Last week, a new study published in Science, “Where Is Silicon Valley?,” attempted to come a little closer to identifying what separates the startups that make it from the ones that don’t. The researchers’ findings: Startups that are more likely to succeed have short names, are not named after their founders, and are located in regions associated with “high quality” ventures. In particular, the authors write that eponymous firms are more than 70 percent less likely to succeed than others while firms with short names (defined in their paper as three or fewer words) are 50 percent more likely to succeed than those with long names. Menlo Park, Mountain View, and Palo Alto are the top-rated cities for so-called entrepreneurial quality. Successful firms were considered ones that achieved an initial public offering or an acquisition within six years of being founded.

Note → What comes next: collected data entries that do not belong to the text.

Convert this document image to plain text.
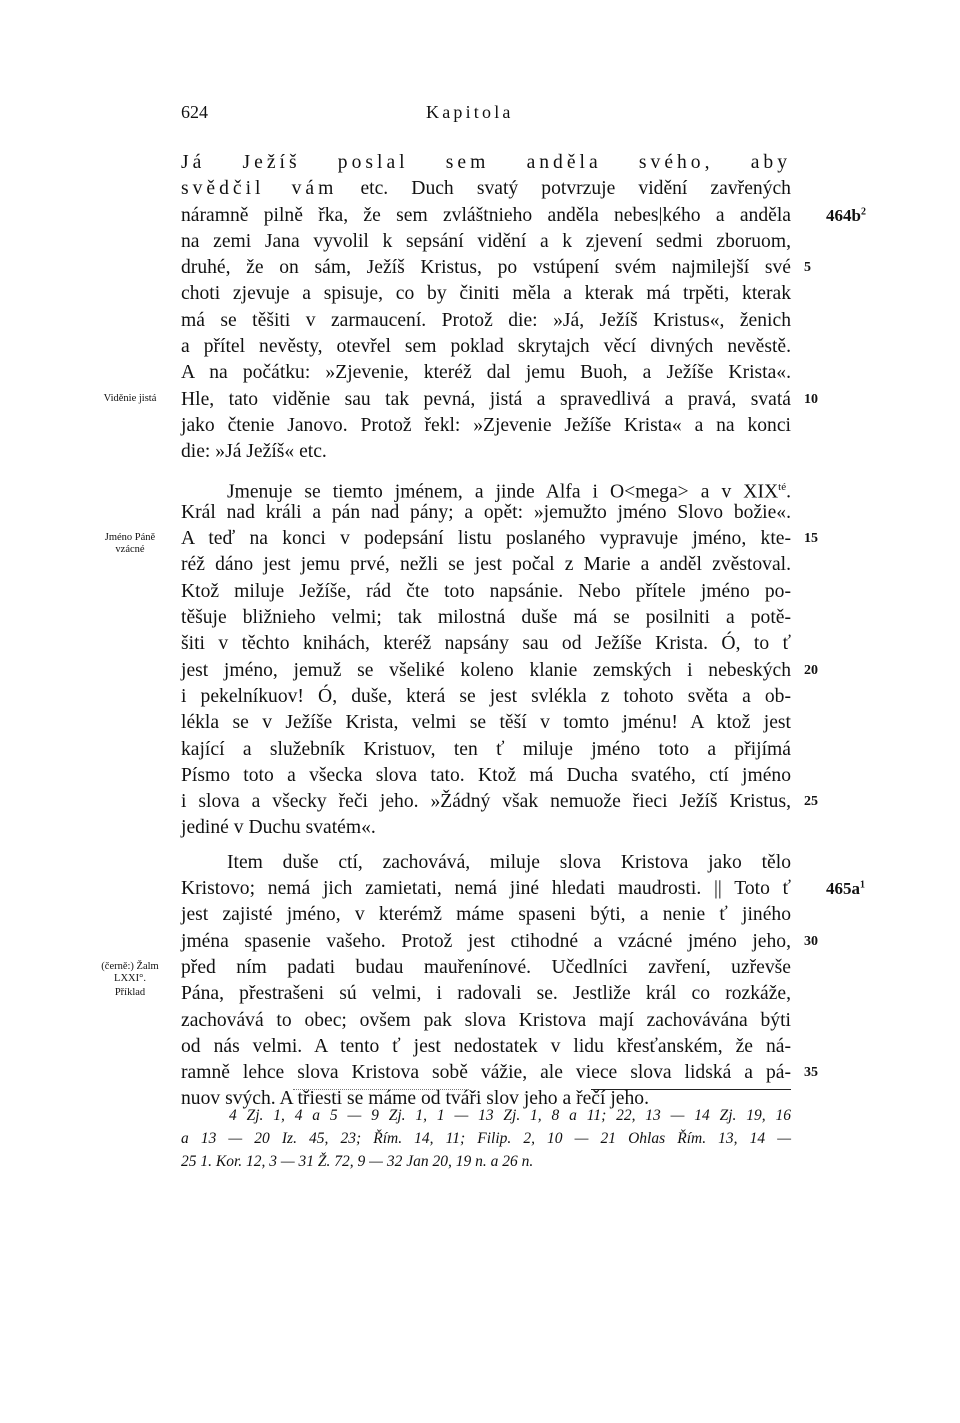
624	Kapitola
Já Ježíš poslal sem anděla svého, aby
svědčil vám etc. Duch svatý potvrzuje vidění zavřených
náramně pilně řka, že sem zvláštnieho anděla nebes|kého a anděla
na zemi Jana vyvolil k sepsání vidění a k zjevení sedmi zboruom,
druhé, že on sám, Ježíš Kristus, po vstúpení svém najmilejší své
choti zjevuje a spisuje, co by činiti měla a kterak má trpěti, kterak
má se těšiti v zarmaucení. Protož die: »Já, Ježíš Kristus«, ženich
a přítel nevěsty, otevřel sem poklad skrytajch věcí divných nevěstě.
A na počátku: »Zjevenie, kteréž dal jemu Buoh, a Ježíše Krista«.
Hle, tato viděnie sau tak pevná, jistá a spravedlivá a pravá, svatá
jako čtenie Janovo. Protož řekl: »Zjevenie Ježíše Krista« a na konci
die: »Já Ježíš« etc.
Jmenuje se tiemto jménem, a jinde Alfa i O<mega> a v $XIX^{té}$.
Král nad králi a pán nad pány; a opět: »jemužto jméno Slovo božie«.
A teď na konci v podepsání listu poslaného vypravuje jméno, kte-
réž dáno jest jemu prvé, nežli se jest počal z Marie a anděl zvěstoval.
Ktož miluje Ježíše, rád čte toto napsánie. Nebo přítele jméno po-
těšuje bližnieho velmi; tak milostná duše má se posilniti a potě-
šiti v těchto knihách, kteréž napsány sau od Ježíše Krista. Ó, to ť
jest jméno, jemuž se všeliké koleno klanie zemských i nebeských
i pekelníkuov! Ó, duše, která se jest svlékla z tohoto světa a ob-
lékla se v Ježíše Krista, velmi se těší v tomto jménu! A ktož jest
kající a služebník Kristuov, ten ť miluje jméno toto a přijímá
Písmo toto a všecka slova tato. Ktož má Ducha svatého, ctí jméno
i slova a všecky řeči jeho. »Žádný však nemuože řieci Ježíš Kristus,
jediné v Duchu svatém«.
Item duše ctí, zachovává, miluje slova Kristova jako tělo
Kristovo; nemá jich zamietati, nemá jiné hledati maudrosti. || Toto ť
jest zajisté jméno, v kterémž máme spaseni býti, a nenie ť jiného
jména spasenie vašeho. Protož jest ctihodné a vzácné jméno jeho,
před ním padati budau mauřenínové. Učedlníci zavření, uzřevše
Pána, přestrašeni sú velmi, i radovali se. Jestliže král co rozkáže,
zachovává to obec; ovšem pak slova Kristova mají zachovávána býti
od nás velmi. A tento ť jest nedostatek v lidu křesťanském, že ná-
ramně lehce slova Kristova sobě vážie, ale viece slova lidská a pá-
nuov svých. A třiesti se máme od tváři slov jeho a řečí jeho.
5
10
15
20
25
30
35
$464b^2$
$465a^1$
Viděnie jistá
Jméno Páně
vzácné
(černě:) Žalm
LXXI°.
Příklad
4 Zj. 1, 4 a 5 — 9 Zj. 1, 1 — 13 Zj. 1, 8 a 11; 22, 13 — 14 Zj. 19, 16
a 13 — 20 Iz. 45, 23; Řím. 14, 11; Filip. 2, 10 — 21 Ohlas Řím. 13, 14 —
25 1. Kor. 12, 3 — 31 Ž. 72, 9 — 32 Jan 20, 19 n. a 26 n.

To conduct their study, the authors looked at data on for-profit business registrations in California between 2001 and 2011, as well as data from the U.S. Patent and Trademark Office and Thomson Reuters. After rating the firms for their entrepreneurial quality, the researchers estimated the average quality of firms in each California city and ZIP code. The records they used in the process were important because they let the authors look at companies right from their founding—before venture capital had been invested or anything else. So when Menlo Park and Mountain View and Palo Alto emerged as the best cities for entrepreneurial quality, it wasn’t necessarily because the companies in that area had more funding off the bat that allowed them to set up shop there.

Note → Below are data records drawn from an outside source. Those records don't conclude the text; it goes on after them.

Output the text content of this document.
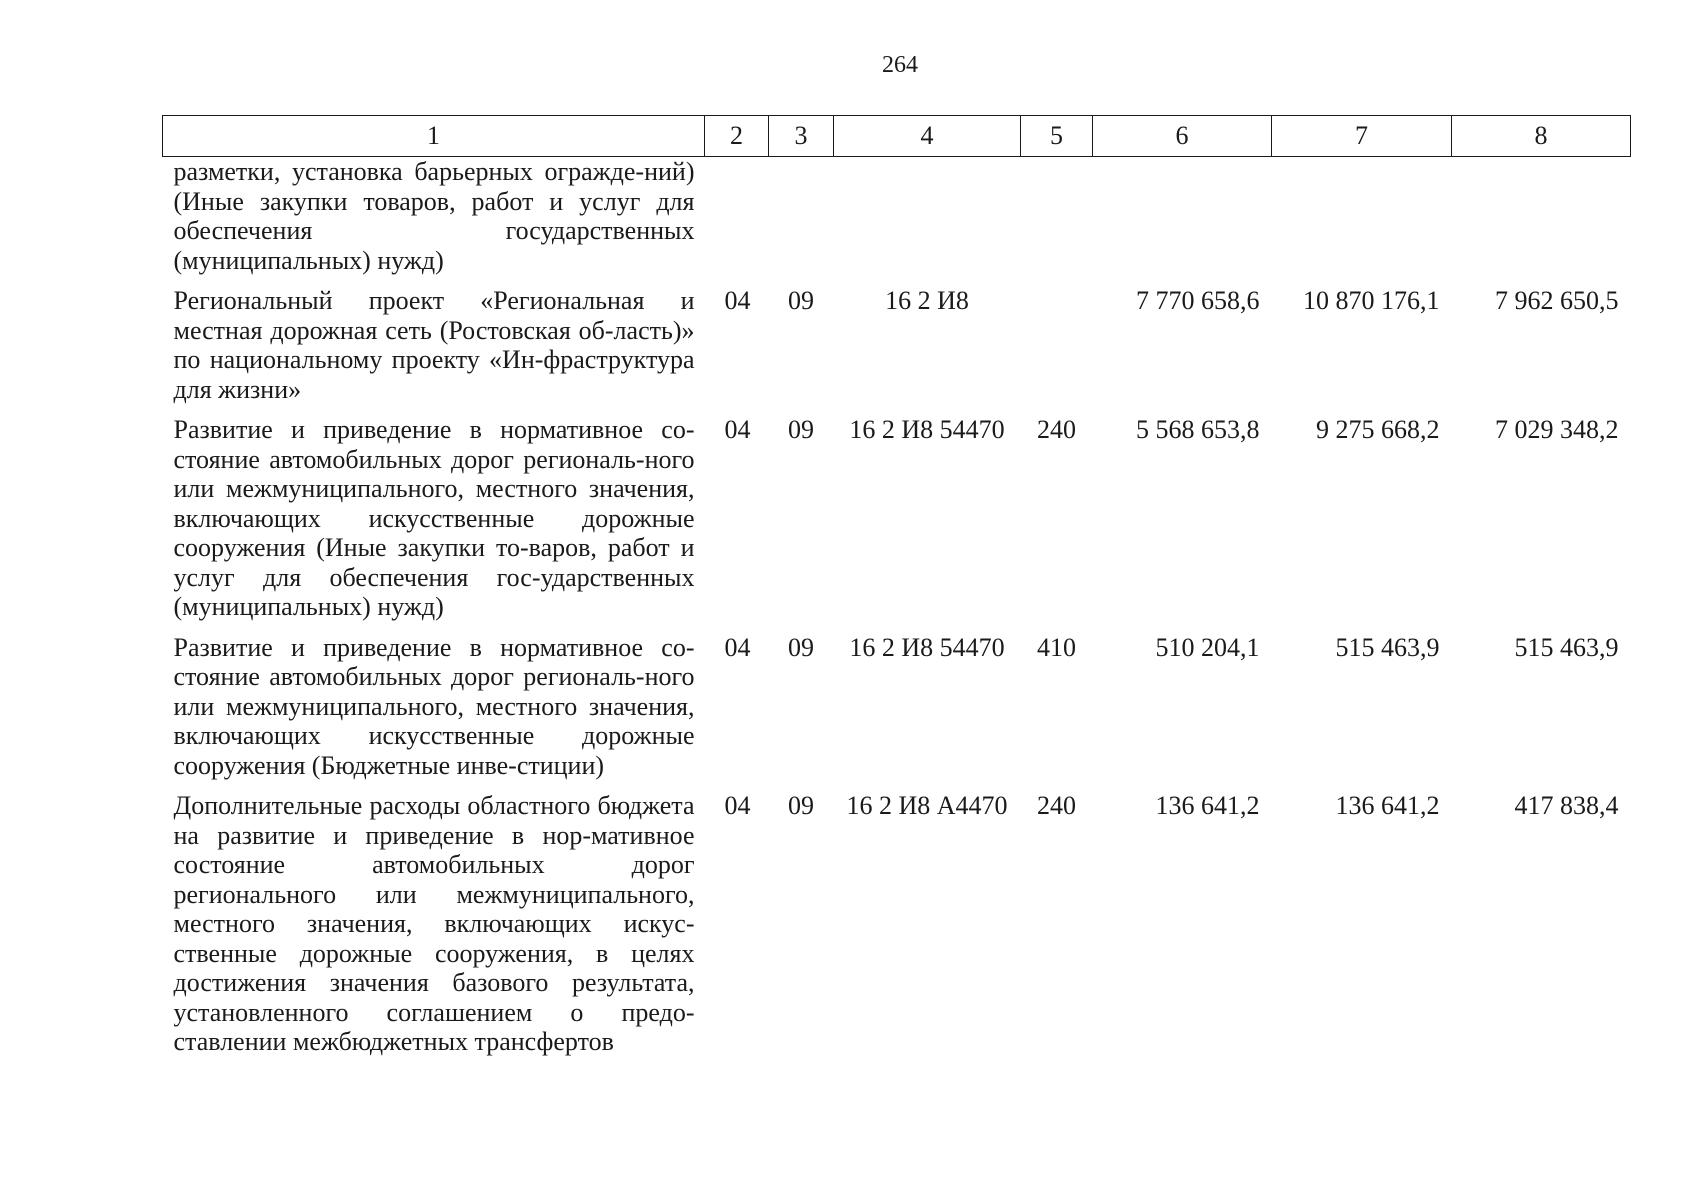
264
1	2	3	4	5	6	7	8
разметки, установка барьерных огражде-ний) (Иные закупки товаров, работ и услуг для обеспечения государственных (муниципальных) нужд)							
Региональный проект «Региональная и местная дорожная сеть (Ростовская об-ласть)» по национальному проекту «Ин-фраструктура для жизни»	04	09	16 2 И8		7 770 658,6	10 870 176,1	7 962 650,5
Развитие и приведение в нормативное со-стояние автомобильных дорог региональ-ного или межмуниципального, местного значения, включающих искусственные дорожные сооружения (Иные закупки то-варов, работ и услуг для обеспечения гос-ударственных (муниципальных) нужд)	04	09	16 2 И8 54470	240	5 568 653,8	9 275 668,2	7 029 348,2
Развитие и приведение в нормативное со-стояние автомобильных дорог региональ-ного или межмуниципального, местного значения, включающих искусственные дорожные сооружения (Бюджетные инве-стиции)	04	09	16 2 И8 54470	410	510 204,1	515 463,9	515 463,9
Дополнительные расходы областного бюджета на развитие и приведение в нор-мативное состояние автомобильных дорог регионального или межмуниципального, местного значения, включающих искус-ственные дорожные сооружения, в целях достижения значения базового результата, установленного соглашением о предо-ставлении межбюджетных трансфертов	04	09	16 2 И8 А4470	240	136 641,2	136 641,2	417 838,4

“What we’ve been able to do here is move one step back and sort of get the raw material at inception rather than the impact of venture capital,” Scott Stern, one of the study’s authors and a professor of management at the Massachusetts Institute of Technology, told me. “We’re trying to measure things that companies do naturally when they have the ambition and potential to grow.”
That startups with shorter names tend to perform better is consistent with other research on naming. In 2013, a report from career site TheLadders found that shorter first names were correlated with higher annual salaries. With companies, particularly in tech, there has been a tendency to form names by misspelling common words, dropping vowels, or appendly “ly” (think: Flickr, Feedly, Pinterest, and so on). While the study in Science only examined name length in terms of number of words, Stern says the principles of eliminating letters are probably the same. “Firms are looking for names that are easy to remember, that will come up in a search,” he says. “If you have a smaller number of letters and you’re missing a vowel, you will have that distinctive search pattern.”

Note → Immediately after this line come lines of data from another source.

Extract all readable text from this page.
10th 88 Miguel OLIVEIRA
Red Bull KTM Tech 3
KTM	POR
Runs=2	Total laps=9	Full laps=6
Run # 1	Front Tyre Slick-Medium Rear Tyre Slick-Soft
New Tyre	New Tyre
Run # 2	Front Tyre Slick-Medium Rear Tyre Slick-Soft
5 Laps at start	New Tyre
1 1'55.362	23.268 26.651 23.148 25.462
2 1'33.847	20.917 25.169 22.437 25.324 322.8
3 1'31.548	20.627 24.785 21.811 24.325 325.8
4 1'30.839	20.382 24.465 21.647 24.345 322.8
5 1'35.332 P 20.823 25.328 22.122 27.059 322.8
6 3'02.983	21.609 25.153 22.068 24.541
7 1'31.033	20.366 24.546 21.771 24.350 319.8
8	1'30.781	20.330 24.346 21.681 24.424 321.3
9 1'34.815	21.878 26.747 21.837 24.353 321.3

Of course, all this isn’t to say that startups will succeed just because they launch in the best-ranked areas for entrepreneurship and come up with short names. Rather, it’s that ambitious startups with ambitious founders tend to do the things that the ultimately successful companies do. “Our indicators are the digital trail of ambitious, high-potential entrepreneurs,” Stern says. “Simply having those digital trail markers is not enough—what needs to be true is the founders need to have ambition and potential so that those choices make sense in their overall business plan.”
That said, anyone narrowing down a list of possible monikers for their new venture might want to pre-emptively strike any long or eponymous name ideas from their list. It can’t hurt.